New Mexicans and Alaskans share a love for the natural beauty of their states and a commitment to care for the land.

Most of us want to develop land properly and know the value of conserving.

Since the first Earth Day 40 years ago, we realized that treasured public lands need good management if they are to survive for future generations.

We’ve learned that communities and individuals have a responsibility to each other to share and take care of the land.

In Southeast Alaska, we live on islands in the middle of a lush, green rainforest — the magnificent Tongass National Forest. Many in small villages heat our homes, fill our freezers and build our cabins from the most northern rainforest in the world.

But now there is a threat to the balance of resource use hammered out over decades between loggers and fishermen, hunters and tourist industries.  

Senate Bill S.881 sits in the committee, which Sen. Jeff Bingaman, D-N.M., chairs and you will dislike it as much as many of us do.

S.881 seeks to turn over 80,000 acres of prime roaded National Forest land to a private corporation for clearcut timber harvest, turning verdant forested hills into a barren moonscape.

Several communities are fighting to protect our public lands from S.881, which our senators introduced for the benefit of one private corporation with a horrible environmental track record.

This bill sets the terrible precedent of privatizing 133 square miles of public land, some of the most used accessible public land on these islands.

The areas the Sealaska Corporation wants to clearcut contain some of the most critical remaining wildlife habitat, watersheds, important salmon streams and unique caved limestone landscapes in Southeast Alaska.  
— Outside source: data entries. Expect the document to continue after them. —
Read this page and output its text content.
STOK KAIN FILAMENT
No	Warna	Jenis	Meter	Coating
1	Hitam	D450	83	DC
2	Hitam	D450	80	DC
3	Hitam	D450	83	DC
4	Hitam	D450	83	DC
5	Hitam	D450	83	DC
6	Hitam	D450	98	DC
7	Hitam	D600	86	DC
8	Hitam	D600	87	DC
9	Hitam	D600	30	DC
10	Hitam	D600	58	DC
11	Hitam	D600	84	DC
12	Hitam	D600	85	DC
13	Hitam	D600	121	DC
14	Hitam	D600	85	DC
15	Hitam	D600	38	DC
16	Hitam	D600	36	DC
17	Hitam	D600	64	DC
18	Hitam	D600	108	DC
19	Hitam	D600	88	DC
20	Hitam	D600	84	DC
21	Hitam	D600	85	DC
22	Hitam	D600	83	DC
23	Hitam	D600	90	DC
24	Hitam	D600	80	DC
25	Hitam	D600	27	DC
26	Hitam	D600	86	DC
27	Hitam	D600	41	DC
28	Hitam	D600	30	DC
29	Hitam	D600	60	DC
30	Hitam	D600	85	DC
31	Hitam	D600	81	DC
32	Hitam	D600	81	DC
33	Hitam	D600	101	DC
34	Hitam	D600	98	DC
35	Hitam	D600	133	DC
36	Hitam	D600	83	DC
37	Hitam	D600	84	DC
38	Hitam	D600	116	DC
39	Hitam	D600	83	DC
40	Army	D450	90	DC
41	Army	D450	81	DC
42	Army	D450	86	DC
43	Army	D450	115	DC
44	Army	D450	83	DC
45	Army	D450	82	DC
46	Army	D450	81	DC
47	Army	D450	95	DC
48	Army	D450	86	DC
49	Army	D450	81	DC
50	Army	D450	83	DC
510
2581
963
In recent meetings that our senator held in Alaska, 75 percent of the people who attended were opposed to this bill.

Opposition is nonpartisan. Democrats and Republicans alike have voiced grave misgivings.

Eight villages on Prince of Wales Island oppose it, as do other communities in SE Alaska as well.

The S.881 bill will sacrifice the best of the remaining old — growth forest and with it, the communities that depend on the forest for their livelihood.

Senator Bingaman’s Energy and Natural Resources committee has held hearings, but not yet amended this bill, which could be bundled into one omnibus bill including other lands bills from throughout the country, some from New Mexico.  

It is bad public policy to bundle these bills. Bad legislation such as S.881 should not be piggy-backed with good legislation, which I am sure the New Mexican bills are.

Many of us up in Alaska hope you down there will ask Senator Bingaman to keep S.881 out of any lands omnibus bill.

Bingaman needs to know that bill S.881 is not acceptable and that it needs to die in committee.

Bingaman needs to know that the people of New Mexico do not want their lands legislation treated as dirty laundry, thrown into the same bag with this bill S.881.

Alaskans, like New Mexicans, love their land. The only way to ensure that future generations can enjoy our beautiful public lands, whether they are in New Mexico, Alaska, or anywhere else, is to each do our part to stand up for them. Let’s make sure that in another 40 years, there will still be an Earth Day for our future generations to celebrate.

Sandy Powers lives in Ketchikan, Alaska.